I nodded, trying to digest all this. « So his death was an accident. »
« Looks like it. But you’ll be charged with his murder. »
« For burying him in a ditch? »
« Déry swears he found his body on the floor of your cabin—with a bullet hole in his back. From a Sig Sauer with your prints on it. It doesn’t look good for you. A man on the run, considered armed and dangerous, wanted in the state of New York. »
« New Jersey. »
Another wax-museum smile. « I stand corrected. The Garden State. » His cloudy grey eyes were hard, with a polished inorganic quality, like marbles. « Give me the girl. »

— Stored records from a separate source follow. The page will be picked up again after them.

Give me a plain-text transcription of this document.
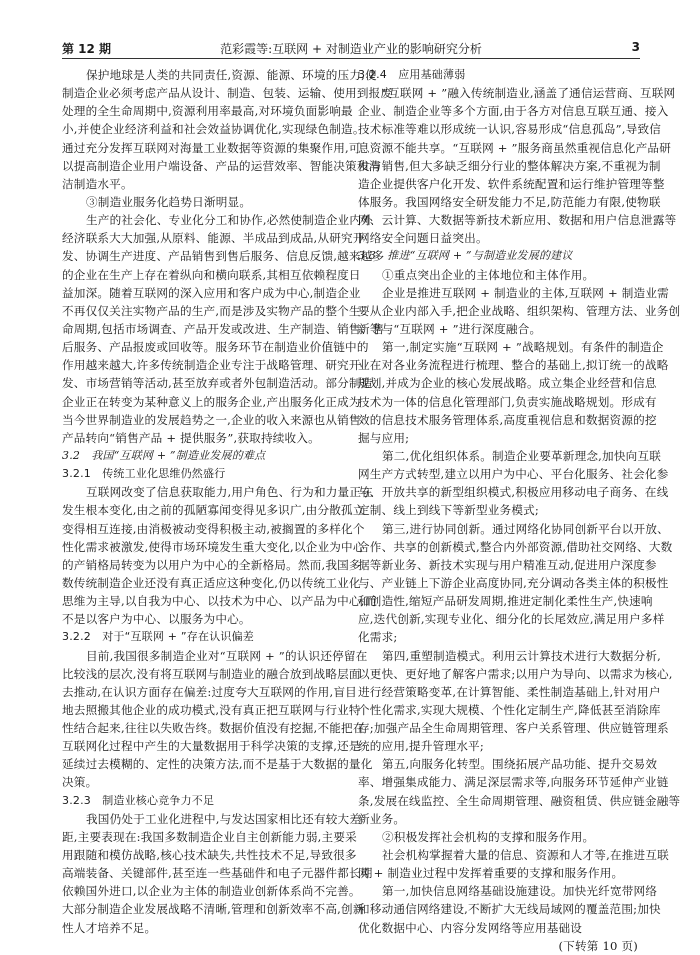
第 12 期	范彩霞等:互联网 + 对制造业产业的影响研究分析	3
保护地球是人类的共同责任,资源、能源、环境的压力,使
制造企业必须考虑产品从设计、制造、包装、运输、使用到报废
处理的全生命周期中,资源利用率最高,对环境负面影响最
小,并使企业经济利益和社会效益协调优化,实现绿色制造。
通过充分发挥互联网对海量工业数据等资源的集聚作用,可
以提高制造企业用户端设备、产品的运营效率、智能决策和清
洁制造水平。
③制造业服务化趋势日渐明显。
生产的社会化、专业化分工和协作,必然使制造企业内外
经济联系大大加强,从原料、能源、半成品到成品,从研究开
发、协调生产进度、产品销售到售后服务、信息反馈,越来越多
的企业在生产上存在着纵向和横向联系,其相互依赖程度日
益加深。随着互联网的深入应用和客户成为中心,制造企业
不再仅仅关注实物产品的生产,而是涉及实物产品的整个生
命周期,包括市场调查、产品开发或改进、生产制造、销售、售
后服务、产品报废或回收等。服务环节在制造业价值链中的
作用越来越大,许多传统制造企业专注于战略管理、研究开
发、市场营销等活动,甚至放弃或者外包制造活动。部分制造
企业正在转变为某种意义上的服务企业,产出服务化正成为
当今世界制造业的发展趋势之一,企业的收入来源也从销售
产品转向“销售产品 + 提供服务”,获取持续收入。
3.2　我国“互联网 + ”制造业发展的难点
3.2.1　传统工业化思维仍然盛行
互联网改变了信息获取能力,用户角色、行为和力量正在
发生根本变化,由之前的孤陋寡闻变得见多识广,由分散孤立
变得相互连接,由消极被动变得积极主动,被搁置的多样化个
性化需求被激发,使得市场环境发生重大变化,以企业为中心
的产销格局转变为以用户为中心的全新格局。然而,我国多
数传统制造企业还没有真正适应这种变化,仍以传统工业化
思维为主导,以自我为中心、以技术为中心、以产品为中心,而
不是以客户为中心、以服务为中心。
3.2.2　对于“互联网 + ”存在认识偏差
目前,我国很多制造企业对“互联网 + ”的认识还停留在
比较浅的层次,没有将互联网与制造业的融合放到战略层面
去推动,在认识方面存在偏差:过度夸大互联网的作用,盲目
地去照搬其他企业的成功模式,没有真正把互联网与行业特
性结合起来,往往以失败告终。数据价值没有挖掘,不能把在
互联网化过程中产生的大量数据用于科学决策的支撑,还是
延续过去模糊的、定性的决策方法,而不是基于大数据的量化
决策。
3.2.3　制造业核心竞争力不足
我国仍处于工业化进程中,与发达国家相比还有较大差
距,主要表现在:我国多数制造企业自主创新能力弱,主要采
用跟随和模仿战略,核心技术缺失,共性技术不足,导致很多
高端装备、关键部件,甚至连一些基础件和电子元器件都长期
依赖国外进口,以企业为主体的制造业创新体系尚不完善。
大部分制造企业发展战略不清晰,管理和创新效率不高,创新
性人才培养不足。
3.2.4　应用基础薄弱
“互联网 + ”融入传统制造业,涵盖了通信运营商、互联网
企业、制造企业等多个方面,由于各方对信息互联互通、接入
技术标准等难以形成统一认识,容易形成“信息孤岛”,导致信
息资源不能共享。“互联网 + ”服务商虽然重视信息化产品研
发与销售,但大多缺乏细分行业的整体解决方案,不重视为制
造企业提供客户化开发、软件系统配置和运行维护管理等整
体服务。我国网络安全研发能力不足,防范能力有限,使物联
网、云计算、大数据等新技术新应用、数据和用户信息泄露等
网络安全问题日益突出。
3.3　推进“互联网 + ”与制造业发展的建议
①重点突出企业的主体地位和主体作用。
企业是推进互联网 + 制造业的主体,互联网 + 制造业需
要从企业内部入手,把企业战略、组织架构、管理方法、业务创
新等与“互联网 + ”进行深度融合。
第一,制定实施“互联网 + ”战略规划。有条件的制造企
业在对各业务流程进行梳理、整合的基础上,拟订统一的战略
规划,并成为企业的核心发展战略。成立集企业经营和信息
技术为一体的信息化管理部门,负责实施战略规划。形成有
效的信息技术服务管理体系,高度重视信息和数据资源的挖
掘与应用;
第二,优化组织体系。制造企业要革新理念,加快向互联
网生产方式转型,建立以用户为中心、平台化服务、社会化参
与、开放共享的新型组织模式,积极应用移动电子商务、在线
定制、线上到线下等新型业务模式;
第三,进行协同创新。通过网络化协同创新平台以开放、
合作、共享的创新模式,整合内外部资源,借助社交网络、大数
据等新业务、新技术实现与用户精准互动,促进用户深度参
与、产业链上下游企业高度协同,充分调动各类主体的积极性
和创造性,缩短产品研发周期,推进定制化柔性生产,快速响
应,迭代创新,实现专业化、细分化的长尾效应,满足用户多样
化需求;
第四,重塑制造模式。利用云计算技术进行大数据分析,
以更快、更好地了解客户需求;以用户为导向、以需求为核心,
进行经营策略变革,在计算智能、柔性制造基础上,针对用户
个性化需求,实现大规模、个性化定制生产,降低甚至消除库
存;加强产品全生命周期管理、客户关系管理、供应链管理系
统的应用,提升管理水平;
第五,向服务化转型。围绕拓展产品功能、提升交易效
率、增强集成能力、满足深层需求等,向服务环节延伸产业链
条,发展在线监控、全生命周期管理、融资租赁、供应链金融等
新业务。
②积极发挥社会机构的支撑和服务作用。
社会机构掌握着大量的信息、资源和人才等,在推进互联
网 + 制造业过程中发挥着重要的支撑和服务作用。
第一,加快信息网络基础设施建设。加快光纤宽带网络
和移动通信网络建设,不断扩大无线局域网的覆盖范围;加快
优化数据中心、内容分发网络等应用基础设
(下转第 10 页)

« She’s not here. Search the place. » I stepped aside.
His eyes darted about in their sockets, resting on the Winchester slung over my shoulder. He was as wary as a crow. With his gloved hand he pulled his blazer to one side, perhaps for my benefit. I looked down. On his hip was a black leather sheath, showing the grooved twin handles of a butterfly knife, like ones I’d seen in China. « And where is she, may I ask? »
« Out for a skate. »
« On the pond? » He shot another glance back at Gervais, then at a spot above my head. « I’ll be back. If you are toying with me, Mr. Nightingale, you will be used as bear bait. Dipped in maple syrup and tied to a tree. »
In my role as watcher of the tower, keeper of the treasures, I hauled myself up the stairs to the attic. Everything was still behind the wall, including Céleste’s sketchbook, locked inside my father’s Halliburton. My hands were now trem
bling, but I don’t think from fear. It was more like … horror. Not the same thing. There was something about Bazinet, something that went light-years beyond bad vibes. After positioning and adjusting Céleste’s telescope, I sat on her wicker chair, fingers drumming, kneecaps pumping, waiting for her plan to unfold.
I felt minor-parted and miscast, and while glaring at the sweep hand of my watch I wondered why I ever accepted my role. I had told Céleste that her scenario was flawed, that I wanted to be on the Pond with her, that she wasn’t well enough to be there on her own. But she mulishly stood her ground, insisting I was needed here. “Besides, where I’m going it’ll be too much weight for the two of us. And if you’re there with me, Baz will stay away.”
Now with a long fur coat on, Bazinet made his way down to the Pond at a trot, displaying no athleticism, no agility of leg. There he inspected the ice, wiping the frozen surface with his boot and pounding it two or three times. It was rock-solid, I knew, from the drills and measurements we had taken that very morning. And there was much to suggest this: the trails of ice fishermen and the charred stubble of their fires; snowmobile and animal tracks—deer and rabbit and what looked like some large breed of dog.
Céleste skated along one of the snowmobile lanes then veered off toward a rocky islet at the northernmost end. I could see her, and so could Bazinet. It was hard not to: she was motioning vigorously, sirenically, with her right arm. She skated a few feet before turning sharply and stopping in a knight’s L. Which signalled “so far so good.”
In his cloud of cologne Bazinet walked slowly back to the snowplow, as if pondering his next move. I prayed he wouldn’t spot the van, which was now parked by the Pond and camouflaged with snow and downed branches. He stopped right in front of it, but instead of turning his head a few degrees to the side, he looked up, as if directions for what to do next were printed in the sky. He pulled his gloves tight, caressed the knife handle on his belt. Then continued on his way, whistling, back to Gervais’s plow.